My sister-in-law is now in her early thirties, and my brother-in-law is on the verge of getting married, and I don't feel they need to take home more than what is offered at dinner. (They'll also be staying the night, so I'm sure we'll have turkey sandwiches while they're there).

Do you think it's rude of me to tell my sister-in-law, if she asks (my brother-in-law won't ask), that this

year we are not sending leftovers home with anyone?

GENTLE READER: It warms Miss Manners' heart to think of your family gathered at Thanksgiving, all squabbling over the leftovers, which you hold sacred.

If it were any other meal, Miss Manners would ask if you had tried cooking less food, but over-cooking for Thanksgiving seems to be a tradition. Sharing leftovers need not be. You can say, "But that's your lunch tomorrow" or "No, we're planning to make more meals out of them" or just "There isn't anything we aren't planning to use" -- but only if you promise to say it in a cheerful and uncritical way.

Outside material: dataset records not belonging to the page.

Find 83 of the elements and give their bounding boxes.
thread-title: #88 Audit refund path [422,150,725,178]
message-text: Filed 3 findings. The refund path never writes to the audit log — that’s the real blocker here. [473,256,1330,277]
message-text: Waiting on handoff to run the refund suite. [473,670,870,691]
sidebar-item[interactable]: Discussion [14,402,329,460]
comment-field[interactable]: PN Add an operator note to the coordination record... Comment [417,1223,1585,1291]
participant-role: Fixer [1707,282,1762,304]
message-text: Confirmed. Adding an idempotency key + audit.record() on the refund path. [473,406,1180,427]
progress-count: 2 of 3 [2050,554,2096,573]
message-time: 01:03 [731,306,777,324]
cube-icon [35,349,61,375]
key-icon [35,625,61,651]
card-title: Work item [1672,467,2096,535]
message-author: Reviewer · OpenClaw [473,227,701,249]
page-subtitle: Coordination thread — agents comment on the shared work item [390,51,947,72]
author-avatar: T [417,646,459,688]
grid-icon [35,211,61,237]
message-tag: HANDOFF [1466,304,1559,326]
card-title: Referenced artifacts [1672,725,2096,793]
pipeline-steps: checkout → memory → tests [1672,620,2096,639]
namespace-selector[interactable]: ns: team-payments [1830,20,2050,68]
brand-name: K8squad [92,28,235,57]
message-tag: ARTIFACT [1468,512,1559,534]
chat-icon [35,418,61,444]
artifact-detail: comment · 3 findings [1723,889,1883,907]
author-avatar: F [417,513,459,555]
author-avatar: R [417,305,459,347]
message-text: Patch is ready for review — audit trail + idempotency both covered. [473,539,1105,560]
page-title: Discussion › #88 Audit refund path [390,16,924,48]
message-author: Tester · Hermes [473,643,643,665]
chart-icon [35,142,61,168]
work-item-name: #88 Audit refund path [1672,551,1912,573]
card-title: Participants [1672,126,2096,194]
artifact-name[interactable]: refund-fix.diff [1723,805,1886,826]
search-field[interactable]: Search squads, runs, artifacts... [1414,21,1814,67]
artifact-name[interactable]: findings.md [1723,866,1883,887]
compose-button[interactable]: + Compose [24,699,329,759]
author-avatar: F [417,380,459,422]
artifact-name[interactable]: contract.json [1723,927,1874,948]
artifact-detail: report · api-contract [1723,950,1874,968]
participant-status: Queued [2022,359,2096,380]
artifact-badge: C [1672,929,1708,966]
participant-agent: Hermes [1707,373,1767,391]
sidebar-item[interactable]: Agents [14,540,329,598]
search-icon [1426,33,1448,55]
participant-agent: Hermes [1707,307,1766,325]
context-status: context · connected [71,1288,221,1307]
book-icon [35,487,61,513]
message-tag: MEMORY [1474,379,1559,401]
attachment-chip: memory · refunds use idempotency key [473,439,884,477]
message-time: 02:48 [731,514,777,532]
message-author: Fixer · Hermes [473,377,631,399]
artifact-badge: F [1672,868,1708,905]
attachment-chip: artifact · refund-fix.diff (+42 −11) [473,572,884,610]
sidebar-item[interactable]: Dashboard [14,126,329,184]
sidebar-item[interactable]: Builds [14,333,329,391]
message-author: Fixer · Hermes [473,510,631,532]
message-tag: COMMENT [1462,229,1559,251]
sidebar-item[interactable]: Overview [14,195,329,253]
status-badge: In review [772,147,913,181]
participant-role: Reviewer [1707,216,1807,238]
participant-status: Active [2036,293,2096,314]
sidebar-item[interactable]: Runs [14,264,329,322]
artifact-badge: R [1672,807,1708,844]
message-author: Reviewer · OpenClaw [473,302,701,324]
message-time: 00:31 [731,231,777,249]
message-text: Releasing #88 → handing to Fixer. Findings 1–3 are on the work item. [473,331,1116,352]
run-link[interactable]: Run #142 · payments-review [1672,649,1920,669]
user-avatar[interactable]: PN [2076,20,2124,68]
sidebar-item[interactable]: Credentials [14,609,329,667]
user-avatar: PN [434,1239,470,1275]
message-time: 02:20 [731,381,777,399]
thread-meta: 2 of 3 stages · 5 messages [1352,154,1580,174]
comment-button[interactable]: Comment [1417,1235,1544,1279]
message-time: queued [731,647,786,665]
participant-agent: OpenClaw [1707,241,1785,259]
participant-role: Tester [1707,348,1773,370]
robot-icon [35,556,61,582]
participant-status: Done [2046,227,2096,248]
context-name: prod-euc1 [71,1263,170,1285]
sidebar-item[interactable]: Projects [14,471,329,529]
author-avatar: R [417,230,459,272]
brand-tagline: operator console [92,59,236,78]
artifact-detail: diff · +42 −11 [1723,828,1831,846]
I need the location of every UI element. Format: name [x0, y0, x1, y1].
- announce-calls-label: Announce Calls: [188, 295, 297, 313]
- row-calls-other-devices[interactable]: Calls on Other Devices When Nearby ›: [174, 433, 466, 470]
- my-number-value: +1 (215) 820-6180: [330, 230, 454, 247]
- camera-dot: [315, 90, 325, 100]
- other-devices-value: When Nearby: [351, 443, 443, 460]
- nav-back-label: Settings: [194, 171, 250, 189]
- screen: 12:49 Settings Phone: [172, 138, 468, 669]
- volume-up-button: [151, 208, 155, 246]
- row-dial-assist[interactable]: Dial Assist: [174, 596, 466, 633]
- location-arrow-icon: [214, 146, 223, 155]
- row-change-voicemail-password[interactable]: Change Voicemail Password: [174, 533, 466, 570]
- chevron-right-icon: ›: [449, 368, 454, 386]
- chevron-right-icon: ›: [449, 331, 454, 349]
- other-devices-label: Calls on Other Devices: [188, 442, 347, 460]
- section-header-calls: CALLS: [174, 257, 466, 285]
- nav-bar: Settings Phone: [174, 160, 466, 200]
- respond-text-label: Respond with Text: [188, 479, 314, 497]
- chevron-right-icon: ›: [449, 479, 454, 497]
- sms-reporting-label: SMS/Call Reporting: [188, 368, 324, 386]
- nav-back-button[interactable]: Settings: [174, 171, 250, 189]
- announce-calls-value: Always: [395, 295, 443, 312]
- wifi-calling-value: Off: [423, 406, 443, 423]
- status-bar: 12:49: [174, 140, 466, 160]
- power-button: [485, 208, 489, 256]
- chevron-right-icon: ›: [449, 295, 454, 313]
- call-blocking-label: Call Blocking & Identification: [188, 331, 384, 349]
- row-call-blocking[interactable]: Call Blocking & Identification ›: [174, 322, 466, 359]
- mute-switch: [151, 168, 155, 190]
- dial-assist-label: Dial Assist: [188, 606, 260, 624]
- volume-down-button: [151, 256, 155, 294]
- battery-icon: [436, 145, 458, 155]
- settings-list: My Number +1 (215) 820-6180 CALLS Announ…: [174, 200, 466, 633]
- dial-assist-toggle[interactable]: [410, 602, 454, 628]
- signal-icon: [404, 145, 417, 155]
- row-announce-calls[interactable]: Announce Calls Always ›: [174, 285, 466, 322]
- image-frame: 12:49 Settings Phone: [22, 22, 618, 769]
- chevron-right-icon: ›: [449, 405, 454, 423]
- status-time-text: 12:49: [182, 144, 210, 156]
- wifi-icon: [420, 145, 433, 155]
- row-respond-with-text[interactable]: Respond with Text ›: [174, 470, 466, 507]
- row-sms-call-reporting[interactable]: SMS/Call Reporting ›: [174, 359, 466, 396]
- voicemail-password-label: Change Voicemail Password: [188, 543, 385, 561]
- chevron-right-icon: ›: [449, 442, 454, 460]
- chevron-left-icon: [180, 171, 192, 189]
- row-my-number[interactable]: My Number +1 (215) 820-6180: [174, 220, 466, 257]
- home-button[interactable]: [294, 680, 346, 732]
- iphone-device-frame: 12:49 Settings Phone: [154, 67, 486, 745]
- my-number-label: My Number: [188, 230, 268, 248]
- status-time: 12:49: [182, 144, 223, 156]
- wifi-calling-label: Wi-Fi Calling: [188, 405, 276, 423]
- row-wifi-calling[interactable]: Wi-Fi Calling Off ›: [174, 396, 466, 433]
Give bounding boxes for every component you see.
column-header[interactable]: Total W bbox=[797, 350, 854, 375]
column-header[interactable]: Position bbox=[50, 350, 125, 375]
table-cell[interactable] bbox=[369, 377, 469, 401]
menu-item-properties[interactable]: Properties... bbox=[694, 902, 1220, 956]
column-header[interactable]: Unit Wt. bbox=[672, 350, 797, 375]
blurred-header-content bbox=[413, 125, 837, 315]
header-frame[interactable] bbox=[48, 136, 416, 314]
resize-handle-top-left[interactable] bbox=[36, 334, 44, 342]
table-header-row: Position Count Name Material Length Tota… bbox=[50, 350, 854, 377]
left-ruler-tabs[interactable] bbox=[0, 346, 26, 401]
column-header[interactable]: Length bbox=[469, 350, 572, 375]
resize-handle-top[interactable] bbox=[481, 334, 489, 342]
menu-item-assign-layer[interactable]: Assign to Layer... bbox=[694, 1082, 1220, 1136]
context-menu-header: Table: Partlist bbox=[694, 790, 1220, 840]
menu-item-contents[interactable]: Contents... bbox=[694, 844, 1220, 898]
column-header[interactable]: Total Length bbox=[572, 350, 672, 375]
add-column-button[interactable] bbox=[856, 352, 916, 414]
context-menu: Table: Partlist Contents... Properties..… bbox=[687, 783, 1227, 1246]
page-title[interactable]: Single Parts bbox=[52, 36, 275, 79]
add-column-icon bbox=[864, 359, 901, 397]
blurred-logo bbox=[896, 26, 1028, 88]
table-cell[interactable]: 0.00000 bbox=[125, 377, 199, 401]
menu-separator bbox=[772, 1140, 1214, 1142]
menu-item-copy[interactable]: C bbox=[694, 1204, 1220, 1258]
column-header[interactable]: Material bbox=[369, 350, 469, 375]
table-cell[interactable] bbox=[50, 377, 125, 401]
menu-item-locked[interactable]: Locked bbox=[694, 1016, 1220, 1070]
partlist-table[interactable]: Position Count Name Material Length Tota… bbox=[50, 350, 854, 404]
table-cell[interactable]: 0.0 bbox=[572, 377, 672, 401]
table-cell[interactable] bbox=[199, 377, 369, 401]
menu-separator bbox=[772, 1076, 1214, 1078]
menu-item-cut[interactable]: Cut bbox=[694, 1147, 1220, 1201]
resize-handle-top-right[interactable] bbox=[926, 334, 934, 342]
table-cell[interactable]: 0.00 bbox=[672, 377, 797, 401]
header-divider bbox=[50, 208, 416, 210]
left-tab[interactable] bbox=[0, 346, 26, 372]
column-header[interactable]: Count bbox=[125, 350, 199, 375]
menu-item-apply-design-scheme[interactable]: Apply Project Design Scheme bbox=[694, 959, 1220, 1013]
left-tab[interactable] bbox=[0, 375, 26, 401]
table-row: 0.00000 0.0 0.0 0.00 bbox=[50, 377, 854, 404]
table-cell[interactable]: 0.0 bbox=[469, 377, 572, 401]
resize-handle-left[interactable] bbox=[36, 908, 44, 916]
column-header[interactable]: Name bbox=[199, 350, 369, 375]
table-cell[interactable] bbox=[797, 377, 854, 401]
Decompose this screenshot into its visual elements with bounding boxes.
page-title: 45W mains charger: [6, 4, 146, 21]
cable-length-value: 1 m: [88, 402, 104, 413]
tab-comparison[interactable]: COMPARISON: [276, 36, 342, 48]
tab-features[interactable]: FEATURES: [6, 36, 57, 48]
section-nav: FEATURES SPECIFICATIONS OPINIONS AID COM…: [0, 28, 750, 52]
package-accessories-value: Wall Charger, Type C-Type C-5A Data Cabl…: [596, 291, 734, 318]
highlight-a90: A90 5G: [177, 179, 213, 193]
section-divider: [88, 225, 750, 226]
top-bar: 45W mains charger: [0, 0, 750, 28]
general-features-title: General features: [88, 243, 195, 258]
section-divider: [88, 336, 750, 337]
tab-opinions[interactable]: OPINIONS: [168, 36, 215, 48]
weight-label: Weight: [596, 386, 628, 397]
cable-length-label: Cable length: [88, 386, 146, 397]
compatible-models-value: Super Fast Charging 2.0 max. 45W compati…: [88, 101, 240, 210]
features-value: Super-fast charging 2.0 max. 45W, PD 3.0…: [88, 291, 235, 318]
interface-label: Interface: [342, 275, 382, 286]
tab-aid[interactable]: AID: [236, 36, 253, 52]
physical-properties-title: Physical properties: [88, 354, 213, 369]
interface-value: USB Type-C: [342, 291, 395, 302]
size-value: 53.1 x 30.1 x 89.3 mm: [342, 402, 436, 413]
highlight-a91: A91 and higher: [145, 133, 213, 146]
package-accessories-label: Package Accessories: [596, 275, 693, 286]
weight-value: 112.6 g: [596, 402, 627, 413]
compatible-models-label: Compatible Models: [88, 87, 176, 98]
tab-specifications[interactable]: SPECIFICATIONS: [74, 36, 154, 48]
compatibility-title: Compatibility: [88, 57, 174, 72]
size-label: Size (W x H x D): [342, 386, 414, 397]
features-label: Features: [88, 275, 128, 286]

DEAR MISS MANNERS: I am in charge of planning an off-site meeting for my company, including a dinner at a local country club. I informed all attendees that jackets would be required for dinner, no tie. My CFO told me I should also include the proper attire for the ladies who would be attending the dinner.

My response to him was that it is typical to only indicate the attire required for gentlemen, and ladies always know what to wear. I followed with the example that on formal invitations "Black Tie" is indicated, but not "Black Tie and Evening Gown". Am I still correct in my thinking? Has a list of descriptions of acceptable attire for ladies been published that I have missed?

GENTLE READER: No. But not for want of trying. In the interests of even-handedness toward the genders, and because ladies have been known to get away with more (or rather, a lot less) than they should, clubs, restaurants and other organizations have tried to devise dress codes for ladies.

They are inevitably foiled by fashion. Gentlemen's clothing has been more or less standard for more than a century, but ladies' keeps moving. Those who tried to ban ladies' trouser suits soon found that these had become conventional. Miss Manners suggests telling the CFO that while he can direct the gentlemen, he will have to trust the ladies.